All the noise got my attention, and left me re-thinking my knee-jerk acceptance of green power.
I found the film was more a public service informative one than an entertaining one, which is also okay. But, in its favor, like it or not, it raises so many legitimate questions about the green power movement that it’s worth seeing just for that. It also doesn’t shrink from attacking those rigid and corrupt conservatives for their bad positions on dealing with the environment.
I welcome once again the Michael Moore team for throwing the gauntlet down to his adversaries, this time his fellow liberals, as I always wondered why the green power movement seemed so ineffective when it was advocated by so many bright and seemingly sincere right-minded folks.

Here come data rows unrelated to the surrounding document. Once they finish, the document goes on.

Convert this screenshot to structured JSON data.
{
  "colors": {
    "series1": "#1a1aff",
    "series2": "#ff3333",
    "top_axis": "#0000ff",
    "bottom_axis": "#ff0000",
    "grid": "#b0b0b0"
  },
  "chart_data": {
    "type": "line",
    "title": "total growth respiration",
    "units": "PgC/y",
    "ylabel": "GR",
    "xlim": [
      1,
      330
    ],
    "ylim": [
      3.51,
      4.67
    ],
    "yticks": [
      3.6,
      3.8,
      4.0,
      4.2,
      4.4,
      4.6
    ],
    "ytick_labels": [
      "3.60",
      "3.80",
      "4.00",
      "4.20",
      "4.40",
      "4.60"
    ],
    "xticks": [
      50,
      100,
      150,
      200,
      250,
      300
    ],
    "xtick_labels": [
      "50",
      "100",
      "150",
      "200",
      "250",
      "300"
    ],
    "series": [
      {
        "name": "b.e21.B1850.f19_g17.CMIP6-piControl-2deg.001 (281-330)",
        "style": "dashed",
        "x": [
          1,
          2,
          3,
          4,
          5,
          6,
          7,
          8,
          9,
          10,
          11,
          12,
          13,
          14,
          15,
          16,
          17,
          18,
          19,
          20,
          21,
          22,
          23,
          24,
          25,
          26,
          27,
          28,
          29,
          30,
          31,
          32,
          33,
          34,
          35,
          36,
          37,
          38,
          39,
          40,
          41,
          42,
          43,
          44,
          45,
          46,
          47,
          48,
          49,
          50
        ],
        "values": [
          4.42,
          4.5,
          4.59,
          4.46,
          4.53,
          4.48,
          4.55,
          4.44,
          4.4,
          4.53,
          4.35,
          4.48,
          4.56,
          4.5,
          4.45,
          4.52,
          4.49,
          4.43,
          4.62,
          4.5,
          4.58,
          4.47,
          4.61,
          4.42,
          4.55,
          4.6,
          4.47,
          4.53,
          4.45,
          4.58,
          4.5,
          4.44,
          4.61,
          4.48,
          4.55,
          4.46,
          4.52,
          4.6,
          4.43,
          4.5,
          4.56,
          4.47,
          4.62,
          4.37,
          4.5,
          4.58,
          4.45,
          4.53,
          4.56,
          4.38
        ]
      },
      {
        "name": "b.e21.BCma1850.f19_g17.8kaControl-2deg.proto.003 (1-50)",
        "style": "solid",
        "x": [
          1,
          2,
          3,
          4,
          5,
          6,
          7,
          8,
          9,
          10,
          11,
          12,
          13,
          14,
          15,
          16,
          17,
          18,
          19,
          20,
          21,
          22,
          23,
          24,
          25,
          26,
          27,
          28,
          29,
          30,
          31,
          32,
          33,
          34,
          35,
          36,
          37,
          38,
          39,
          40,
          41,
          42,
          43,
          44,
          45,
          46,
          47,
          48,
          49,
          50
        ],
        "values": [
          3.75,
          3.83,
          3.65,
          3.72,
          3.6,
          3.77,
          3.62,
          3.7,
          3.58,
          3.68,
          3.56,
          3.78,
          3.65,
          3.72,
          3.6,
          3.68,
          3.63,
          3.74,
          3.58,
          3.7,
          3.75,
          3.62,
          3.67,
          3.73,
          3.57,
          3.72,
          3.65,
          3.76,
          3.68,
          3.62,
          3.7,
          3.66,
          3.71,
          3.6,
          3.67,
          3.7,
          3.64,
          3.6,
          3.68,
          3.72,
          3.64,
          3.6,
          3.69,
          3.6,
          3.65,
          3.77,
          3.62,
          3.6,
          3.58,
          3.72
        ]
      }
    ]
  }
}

The best thing I can say about the in-your-face film is not to just dismiss it because you’re angered that people you might like were attacked or that the film fails to recognize politics has always worked best through compromises, but to instead welcome a maverick like Moore into the public arena who has some fight in his belly and is not afraid to openly tell you what’s on his mind and is not afraid to confront even his friends (or shall I say former friends).